A quarter of all babies born on January 1, 2019 will do so in Southeast Asia. UNICEF remembers that a million children do not spend their first day of life and most die from causes that could be avoided with little money.
Some 395,072 babies will be born around the world on New Year's Day, according to UNICEF estimates. Of all of them, a quarter will be born in Southeast Asia.
This dawn is welcomed not only in 2019, but thousands of small new inhabitants. As the clock ticks at midnight, Sidney receives 168 babies, followed by 310 in Tokyo, 605 in Beijing, 166 in Madrid and 317 in New York.
The first baby of the year was born in Fiji in the Pacific; and the last one will come to the world in, Hawaii, United States.
Half of all births will take place in eight countries:
United States: 11,086
Democratic Republic of the Congo: 10,053
Mortality in newborns
In many countries, babies do not get a name because they do not go beyond their first day of life. In 2017, one million babies died on the day of their birth and 2.5 million did not live more than a month. Most died from preventable causes such as premature birth, complications in childbirth and infections such as sepsis and pneumonia.

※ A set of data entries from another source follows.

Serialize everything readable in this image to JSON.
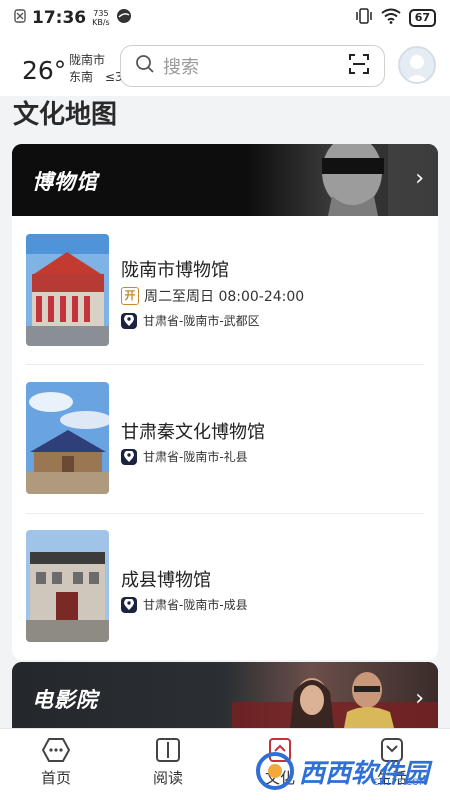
{
  "status_bar": {
    "time": "17:36",
    "net_speed_value": "735",
    "net_speed_unit": "KB/s",
    "battery": "67"
  },
  "header": {
    "temperature": "26°",
    "city": "陇南市",
    "wind_dir": "东南",
    "wind_level": "≤3"
  },
  "search": {
    "placeholder": "搜索"
  },
  "page": {
    "section_title": "文化地图"
  },
  "museum_section": {
    "title": "博物馆",
    "items": [
      {
        "name": "陇南市博物馆",
        "hours": "周二至周日 08:00-24:00",
        "open_badge": "开",
        "address": "甘肃省-陇南市-武都区"
      },
      {
        "name": "甘肃秦文化博物馆",
        "address": "甘肃省-陇南市-礼县"
      },
      {
        "name": "成县博物馆",
        "address": "甘肃省-陇南市-成县"
      }
    ]
  },
  "cinema_section": {
    "title": "电影院"
  },
  "bottom_nav": {
    "tabs": [
      "首页",
      "阅读",
      "文化",
      "生活"
    ]
  },
  "watermark": {
    "text": "西西软件园",
    "sub": "CR173.COM"
  },
  "colors": {
    "accent_orange": "#c98a2d",
    "pin_navy": "#1c2340",
    "banner_bg": "#0d0d0d"
  }
}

"On this New Year's Day, let's all do the purpose of fulfilling all the rights of all children, starting with the right to survive," said Charlotte Petri Gornitzka, UNICEF's deputy executive director. "We can save thousands of lives if we invest in training and equip local health workers so that all children reach the world with a pair of safe hands."
Babies born in Japan (where only 1 in every 1,111 dies), Iceland (1 in 1,000) and Singapore (1 in 909) have the best chance of survival, while the figures in a recent UNICEF report show that Newborns from Pakistan (1 in 22), the Central African Republic (1 in 24) or Afghanistan (1 in 25) face the worst odds.
In Latin America and the Caribbean, Cuba is the country with the female survival rate (with one death for every 417 births), followed by Antigua and Barbuda, Uruguay, Chile, Costa Rica and Argentina. Haiti and the Dominican Republic have the worst figures.
2019 will also mark the 30th anniversary of the adoption of the Convention on the Rights of the Child , a milestone that UNICEF will commemorate with events around the world during the next 12 months.
In the last three decades, the world has made great progress in child survival, by reducing deaths by more than half before five years . But progress for newborns has been slower. Babies who die in the first month of life account for 47% of all those who die with less than five years.
The Every Life Counts campaign calls for an immediate investment in affordable, quality health measures for every mother and every baby; for example, clinics with clean water and electricity, the presence of trained medical personnel, medications and equipment to treat complications during pregnancy and childbirth.